Because we only include the 10,000 most common words in the yearly summary file, scholars can't necessarily reconstruct a total wordcount for each year by summing up all the words. Instead, we have provided three special tokens for each year: #ALLTOKENS
counts all the tokens in each year, including numbers and punctuation; #ALPHABETIC
only counts alphabetic tokens; and #DICTIONARYWORD
counts all the tokens that were found in an English dictionary.

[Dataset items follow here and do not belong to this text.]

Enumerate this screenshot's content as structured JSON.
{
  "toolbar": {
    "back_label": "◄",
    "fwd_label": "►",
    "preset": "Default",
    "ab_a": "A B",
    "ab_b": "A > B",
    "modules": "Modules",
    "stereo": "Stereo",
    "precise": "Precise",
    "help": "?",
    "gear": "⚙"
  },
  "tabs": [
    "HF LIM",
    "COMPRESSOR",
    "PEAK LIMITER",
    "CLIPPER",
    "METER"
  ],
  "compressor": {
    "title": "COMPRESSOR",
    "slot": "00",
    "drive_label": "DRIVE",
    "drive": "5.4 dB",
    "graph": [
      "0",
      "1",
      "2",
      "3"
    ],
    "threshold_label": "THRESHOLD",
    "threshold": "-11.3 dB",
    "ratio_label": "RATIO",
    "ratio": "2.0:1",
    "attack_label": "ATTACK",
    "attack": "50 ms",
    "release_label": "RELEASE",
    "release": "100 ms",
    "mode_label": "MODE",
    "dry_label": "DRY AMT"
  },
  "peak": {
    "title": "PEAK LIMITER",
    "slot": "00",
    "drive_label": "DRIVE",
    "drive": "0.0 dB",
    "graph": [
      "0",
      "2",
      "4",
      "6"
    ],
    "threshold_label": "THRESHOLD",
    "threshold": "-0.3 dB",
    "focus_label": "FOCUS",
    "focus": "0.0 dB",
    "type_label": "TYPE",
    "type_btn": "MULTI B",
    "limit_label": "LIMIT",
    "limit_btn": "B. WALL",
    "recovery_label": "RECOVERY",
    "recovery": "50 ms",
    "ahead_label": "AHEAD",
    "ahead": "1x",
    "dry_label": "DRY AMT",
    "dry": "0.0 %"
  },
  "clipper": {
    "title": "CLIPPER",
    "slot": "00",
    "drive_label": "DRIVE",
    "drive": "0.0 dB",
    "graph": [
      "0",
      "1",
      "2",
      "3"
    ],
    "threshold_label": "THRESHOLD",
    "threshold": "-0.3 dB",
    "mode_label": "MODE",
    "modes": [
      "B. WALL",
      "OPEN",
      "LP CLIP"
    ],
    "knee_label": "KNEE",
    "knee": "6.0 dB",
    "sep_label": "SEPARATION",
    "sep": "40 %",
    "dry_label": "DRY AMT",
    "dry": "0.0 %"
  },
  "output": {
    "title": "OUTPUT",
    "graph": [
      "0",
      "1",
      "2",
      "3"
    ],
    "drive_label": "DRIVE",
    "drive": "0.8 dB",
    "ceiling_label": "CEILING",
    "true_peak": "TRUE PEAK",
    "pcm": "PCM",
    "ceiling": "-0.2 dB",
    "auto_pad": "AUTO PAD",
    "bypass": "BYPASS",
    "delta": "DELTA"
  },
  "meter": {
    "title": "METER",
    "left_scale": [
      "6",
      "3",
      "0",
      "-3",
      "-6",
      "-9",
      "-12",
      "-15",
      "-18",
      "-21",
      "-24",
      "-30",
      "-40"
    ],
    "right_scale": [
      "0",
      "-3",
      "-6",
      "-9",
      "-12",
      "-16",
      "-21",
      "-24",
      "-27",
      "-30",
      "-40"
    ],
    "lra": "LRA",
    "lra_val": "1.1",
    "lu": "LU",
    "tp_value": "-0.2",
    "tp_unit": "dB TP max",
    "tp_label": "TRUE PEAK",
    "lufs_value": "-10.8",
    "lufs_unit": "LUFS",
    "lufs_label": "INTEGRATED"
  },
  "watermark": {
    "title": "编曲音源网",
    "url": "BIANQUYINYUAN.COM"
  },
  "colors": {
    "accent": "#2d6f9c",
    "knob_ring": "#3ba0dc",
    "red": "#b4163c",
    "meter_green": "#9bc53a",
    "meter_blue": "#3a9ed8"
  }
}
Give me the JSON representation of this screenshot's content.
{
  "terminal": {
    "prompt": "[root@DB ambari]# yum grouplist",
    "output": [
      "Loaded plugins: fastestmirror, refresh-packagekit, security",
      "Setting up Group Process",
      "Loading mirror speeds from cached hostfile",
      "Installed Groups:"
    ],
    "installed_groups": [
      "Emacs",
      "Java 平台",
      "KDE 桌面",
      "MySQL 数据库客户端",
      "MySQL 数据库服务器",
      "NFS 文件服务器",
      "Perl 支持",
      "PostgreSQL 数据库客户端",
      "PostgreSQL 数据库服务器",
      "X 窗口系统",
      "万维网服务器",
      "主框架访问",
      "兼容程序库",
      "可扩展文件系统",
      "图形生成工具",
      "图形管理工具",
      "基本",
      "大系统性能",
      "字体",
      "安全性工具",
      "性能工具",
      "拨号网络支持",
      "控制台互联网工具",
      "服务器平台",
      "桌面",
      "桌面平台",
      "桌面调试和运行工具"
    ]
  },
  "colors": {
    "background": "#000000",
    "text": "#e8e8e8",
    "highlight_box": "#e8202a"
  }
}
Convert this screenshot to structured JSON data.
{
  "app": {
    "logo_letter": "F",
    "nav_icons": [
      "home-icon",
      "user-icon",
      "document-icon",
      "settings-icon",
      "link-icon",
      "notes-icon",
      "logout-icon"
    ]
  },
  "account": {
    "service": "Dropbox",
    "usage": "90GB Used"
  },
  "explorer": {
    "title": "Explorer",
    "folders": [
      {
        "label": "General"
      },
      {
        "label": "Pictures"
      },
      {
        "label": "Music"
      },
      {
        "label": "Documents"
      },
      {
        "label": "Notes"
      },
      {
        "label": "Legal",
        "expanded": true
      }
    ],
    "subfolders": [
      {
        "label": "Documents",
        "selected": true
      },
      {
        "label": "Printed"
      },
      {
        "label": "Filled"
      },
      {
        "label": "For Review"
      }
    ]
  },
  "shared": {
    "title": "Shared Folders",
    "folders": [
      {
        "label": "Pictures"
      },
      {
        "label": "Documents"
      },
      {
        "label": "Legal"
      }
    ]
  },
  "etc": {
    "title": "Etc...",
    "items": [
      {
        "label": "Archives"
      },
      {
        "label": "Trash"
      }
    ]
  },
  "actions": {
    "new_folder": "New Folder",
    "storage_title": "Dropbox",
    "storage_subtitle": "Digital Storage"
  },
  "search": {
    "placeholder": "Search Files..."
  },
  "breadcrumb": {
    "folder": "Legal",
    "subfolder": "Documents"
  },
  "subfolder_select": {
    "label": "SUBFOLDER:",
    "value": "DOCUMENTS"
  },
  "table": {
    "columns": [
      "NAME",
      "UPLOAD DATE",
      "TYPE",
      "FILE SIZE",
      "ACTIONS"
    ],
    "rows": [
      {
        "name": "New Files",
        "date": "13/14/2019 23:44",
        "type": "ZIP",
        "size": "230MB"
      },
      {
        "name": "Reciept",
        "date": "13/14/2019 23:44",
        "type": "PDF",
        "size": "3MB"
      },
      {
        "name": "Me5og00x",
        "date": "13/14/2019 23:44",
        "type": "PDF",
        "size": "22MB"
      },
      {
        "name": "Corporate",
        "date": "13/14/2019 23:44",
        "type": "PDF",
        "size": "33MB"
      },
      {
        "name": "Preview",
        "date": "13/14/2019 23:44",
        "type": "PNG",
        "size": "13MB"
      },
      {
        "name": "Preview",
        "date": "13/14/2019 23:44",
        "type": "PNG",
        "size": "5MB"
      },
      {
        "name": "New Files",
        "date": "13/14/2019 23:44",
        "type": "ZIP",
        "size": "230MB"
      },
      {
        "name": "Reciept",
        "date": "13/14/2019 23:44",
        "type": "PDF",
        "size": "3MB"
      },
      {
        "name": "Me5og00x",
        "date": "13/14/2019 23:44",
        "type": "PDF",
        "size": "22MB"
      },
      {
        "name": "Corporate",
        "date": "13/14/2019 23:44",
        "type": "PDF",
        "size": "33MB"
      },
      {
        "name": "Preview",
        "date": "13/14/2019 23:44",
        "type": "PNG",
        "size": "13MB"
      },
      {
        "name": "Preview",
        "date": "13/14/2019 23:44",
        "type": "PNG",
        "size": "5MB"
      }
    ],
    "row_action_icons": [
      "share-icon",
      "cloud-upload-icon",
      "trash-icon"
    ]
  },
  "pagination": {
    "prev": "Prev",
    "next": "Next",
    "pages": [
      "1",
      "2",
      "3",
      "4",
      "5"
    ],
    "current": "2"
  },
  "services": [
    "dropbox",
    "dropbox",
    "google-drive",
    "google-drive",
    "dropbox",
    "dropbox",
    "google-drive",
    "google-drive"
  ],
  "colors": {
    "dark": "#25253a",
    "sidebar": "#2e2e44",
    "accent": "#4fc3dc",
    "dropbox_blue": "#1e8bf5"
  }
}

The metadata of record for this collection is stored in the HathiTrust Digital Library; see their bibliographic API. To make access easier, we have provided summary metadata tables for each genre. This information has been extracted from MARC records using a custom script, xmlparser.py. Most of the columns will be self-explanatory; some that aren't are explained on p. 40 of "Understanding Genre." It's particularly important to know that "publication date" is recorded in a complicated way in controlfield 008 of MARC (because, for instance, books may list a range of years rather than a single one). We have provided the original MARC information (in four columns), but have also provided a single column called "date" that records our inference about the earliest likely date. This is the column we have used to organize volumes in tar files. The "subjects" column contains information extracted from multiple parts of the MARC record -- including genre as well as subject information, and some information from controlfield 008 of MARC -- but, frankly, you may want to take all of it with a grain of salt. Cataloging for books from this period is often incomplete or unreliable.